Financial reporting and disclosures to the regulatory authorities, government agencies, etc.
The Board of Directors shall ensure that the financial statements and reporting, made on behalf of the Company, do not contain any untrue statement or omit any material fact or content that might be misleading and shall strive to present a true and fair view of the Company's affairs in compliance with the prevailing Accounting Standards, applicable laws and regulations.
Conflict of Interest
The Board Members and the Senior Management team shall not engage in any activity or enter into any pecuniary relationship, which might result in conflict of interest, either directly or indirectly. The Board Members and the Senior Management team shall not derive any personal benefit by influencing any decision relating to any transaction or involve in any dealing with the Company's promoters, its management or its subsidiaries, suppliers, shareholders and other stakeholders which, in the judgment of the Board, may affect the independence of judgment of the Director concerned.
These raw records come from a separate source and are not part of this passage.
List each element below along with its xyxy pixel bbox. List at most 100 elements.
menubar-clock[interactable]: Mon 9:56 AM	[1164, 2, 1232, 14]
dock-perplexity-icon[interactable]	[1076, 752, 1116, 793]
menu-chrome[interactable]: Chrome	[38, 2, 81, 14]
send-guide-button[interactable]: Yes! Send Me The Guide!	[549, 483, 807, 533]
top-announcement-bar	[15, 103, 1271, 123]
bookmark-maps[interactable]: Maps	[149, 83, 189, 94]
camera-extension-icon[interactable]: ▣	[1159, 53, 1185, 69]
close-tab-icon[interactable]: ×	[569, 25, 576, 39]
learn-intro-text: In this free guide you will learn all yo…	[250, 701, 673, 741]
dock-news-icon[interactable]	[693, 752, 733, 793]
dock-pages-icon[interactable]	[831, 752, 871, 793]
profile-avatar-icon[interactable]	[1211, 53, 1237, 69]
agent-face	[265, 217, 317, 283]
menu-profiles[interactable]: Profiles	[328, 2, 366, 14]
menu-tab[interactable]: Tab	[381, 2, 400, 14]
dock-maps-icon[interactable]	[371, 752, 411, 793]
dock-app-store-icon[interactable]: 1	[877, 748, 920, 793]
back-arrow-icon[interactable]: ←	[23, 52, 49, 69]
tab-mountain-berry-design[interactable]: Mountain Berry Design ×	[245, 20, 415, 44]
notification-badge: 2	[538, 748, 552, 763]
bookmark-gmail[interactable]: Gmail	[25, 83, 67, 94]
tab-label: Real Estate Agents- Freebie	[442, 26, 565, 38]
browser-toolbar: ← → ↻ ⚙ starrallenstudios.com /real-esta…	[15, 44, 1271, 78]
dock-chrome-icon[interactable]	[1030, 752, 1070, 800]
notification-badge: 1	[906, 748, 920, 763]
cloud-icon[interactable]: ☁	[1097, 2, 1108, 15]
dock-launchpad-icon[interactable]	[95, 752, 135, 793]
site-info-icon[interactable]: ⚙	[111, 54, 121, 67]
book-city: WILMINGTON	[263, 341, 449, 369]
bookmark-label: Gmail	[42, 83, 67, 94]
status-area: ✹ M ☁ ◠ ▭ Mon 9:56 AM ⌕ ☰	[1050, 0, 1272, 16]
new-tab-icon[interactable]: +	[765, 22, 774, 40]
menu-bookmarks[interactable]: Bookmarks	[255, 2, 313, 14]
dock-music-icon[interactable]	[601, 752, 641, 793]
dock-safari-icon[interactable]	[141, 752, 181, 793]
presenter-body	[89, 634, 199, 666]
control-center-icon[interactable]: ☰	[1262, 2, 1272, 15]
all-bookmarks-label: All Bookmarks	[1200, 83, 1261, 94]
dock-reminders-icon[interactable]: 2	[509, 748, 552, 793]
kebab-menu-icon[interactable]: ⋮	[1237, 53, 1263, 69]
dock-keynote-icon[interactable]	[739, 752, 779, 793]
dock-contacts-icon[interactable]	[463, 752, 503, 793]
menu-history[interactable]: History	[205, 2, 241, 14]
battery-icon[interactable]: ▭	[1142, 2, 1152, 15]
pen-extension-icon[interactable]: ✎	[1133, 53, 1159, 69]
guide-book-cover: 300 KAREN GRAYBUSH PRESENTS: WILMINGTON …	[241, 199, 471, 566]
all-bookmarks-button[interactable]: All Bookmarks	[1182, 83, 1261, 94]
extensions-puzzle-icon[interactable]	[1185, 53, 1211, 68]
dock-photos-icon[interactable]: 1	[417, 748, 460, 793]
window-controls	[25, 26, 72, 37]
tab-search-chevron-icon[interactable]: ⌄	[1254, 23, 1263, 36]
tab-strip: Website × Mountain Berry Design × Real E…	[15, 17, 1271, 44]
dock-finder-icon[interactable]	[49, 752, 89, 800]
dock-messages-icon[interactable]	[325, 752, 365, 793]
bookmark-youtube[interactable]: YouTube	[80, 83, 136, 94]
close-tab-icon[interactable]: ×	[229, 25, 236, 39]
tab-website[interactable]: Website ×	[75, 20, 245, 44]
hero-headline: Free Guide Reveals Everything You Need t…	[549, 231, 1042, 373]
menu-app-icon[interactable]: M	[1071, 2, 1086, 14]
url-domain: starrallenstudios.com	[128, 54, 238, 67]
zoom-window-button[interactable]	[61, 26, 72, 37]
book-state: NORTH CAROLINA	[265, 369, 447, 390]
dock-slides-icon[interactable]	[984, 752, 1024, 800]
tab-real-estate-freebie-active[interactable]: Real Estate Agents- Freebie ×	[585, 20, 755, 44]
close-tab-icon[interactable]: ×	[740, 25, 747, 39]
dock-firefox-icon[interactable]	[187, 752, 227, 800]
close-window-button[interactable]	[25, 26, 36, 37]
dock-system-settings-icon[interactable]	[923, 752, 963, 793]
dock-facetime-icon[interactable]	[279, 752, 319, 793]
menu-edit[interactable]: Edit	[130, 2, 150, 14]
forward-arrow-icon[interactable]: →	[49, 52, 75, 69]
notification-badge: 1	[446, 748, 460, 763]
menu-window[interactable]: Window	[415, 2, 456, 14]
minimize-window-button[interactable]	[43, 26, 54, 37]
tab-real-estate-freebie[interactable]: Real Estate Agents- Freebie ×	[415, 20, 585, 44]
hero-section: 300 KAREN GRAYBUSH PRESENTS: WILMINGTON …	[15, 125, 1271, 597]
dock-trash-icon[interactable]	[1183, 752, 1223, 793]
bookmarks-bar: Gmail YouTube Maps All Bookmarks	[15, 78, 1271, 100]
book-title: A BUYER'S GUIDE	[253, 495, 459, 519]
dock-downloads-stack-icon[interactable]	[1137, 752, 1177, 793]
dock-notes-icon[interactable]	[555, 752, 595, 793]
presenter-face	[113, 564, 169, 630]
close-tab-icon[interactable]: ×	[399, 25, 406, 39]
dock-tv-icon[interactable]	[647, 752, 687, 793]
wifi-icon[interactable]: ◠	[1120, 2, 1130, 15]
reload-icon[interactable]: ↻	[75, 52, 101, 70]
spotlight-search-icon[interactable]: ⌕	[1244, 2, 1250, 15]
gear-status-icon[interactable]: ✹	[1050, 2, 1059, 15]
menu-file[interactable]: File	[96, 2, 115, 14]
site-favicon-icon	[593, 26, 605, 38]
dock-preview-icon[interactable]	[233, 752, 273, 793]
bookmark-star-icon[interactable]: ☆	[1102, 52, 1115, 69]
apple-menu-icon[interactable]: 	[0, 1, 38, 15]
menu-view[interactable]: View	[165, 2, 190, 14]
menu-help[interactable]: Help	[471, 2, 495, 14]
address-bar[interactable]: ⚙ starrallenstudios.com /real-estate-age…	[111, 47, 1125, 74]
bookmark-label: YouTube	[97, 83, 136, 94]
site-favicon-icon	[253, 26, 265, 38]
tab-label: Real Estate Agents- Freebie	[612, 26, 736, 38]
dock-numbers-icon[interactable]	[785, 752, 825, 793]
Security Transaction & Confidential Information
The Board Members and the Senior Management team and their immediate relatives as defined under Company’s Insider Trading Code as amended from time to time, shall not derive any benefit or assist others to derive any benefit from the access to and possession of information about the affairs of the Company which is not in public domain and thus, constitute insider information. Insider information means Unpublished Price Sensitive Information as defined under Company’s Insider Trading Code.
The Board Members and the Senior Management team shall not enter into any agreement for himself/herself or on behalf of any other person, with any shareholder or any other third party with regard to compensation or profit sharing in connection with dealings in the securities of the Company, unless prior approval for the same has been obtained from the Board of Directors as well as members of the Company by way of an ordinary resolution.
Protecting Company's Assets
The Directors and the Senior Management team shall not indulge or encourage any activity, which would result in misuse of the Company's assets. This would include both tangible and intangible assets such as equipment, machinery, systems, material resources, intellectual property rights, goodwill, trademarks, patents, etc.
Outside Activities
All Board Members as well as the Senior Management team shall be free to pursue any kind of civil/political activities and can become Members or Office Bearers of any Trade Organisation so long as it does not adversely affect or is detrimental to the business interests of the Company.
Reporting
The Directors and the Senior Management team shall immediately bring to the notice of the Board about any unethical behaviour, actual or suspected fraud or violation of Company's policies.
Gifts & Donations
The Board Members and the Senior Management team shall neither receive nor offer or make directly/indirectly any illegal payments, gifts, donations or any benefits which are intended to obtain business or unethical favours save and except nominal gifts which are customary in nature or associated with festivals.
Compensation and Disclosures
The fees and compensation payable to the Board Members (both executive and non-executive) shall be fixed in accordance with the approvals as per the applicable provisions of law and the same will be fully disclosed in the Annual Report to the Members
Adoption and Commencement
This Code of Conduct was adopted by the Board of Directors by a Resolution dated 28 February 2005 passed by circulation and shall be deemed to have come into force with effect from 1 April 2005.
This policy was amended vide Board resolution dated 27 September 2014 and the amended policy shall come into force with effect from 01 October 2014.
Further this policy was amended vide Board resolution dated 29 March 2019 and the amended policy shall come into force with effect from 01 April 2019.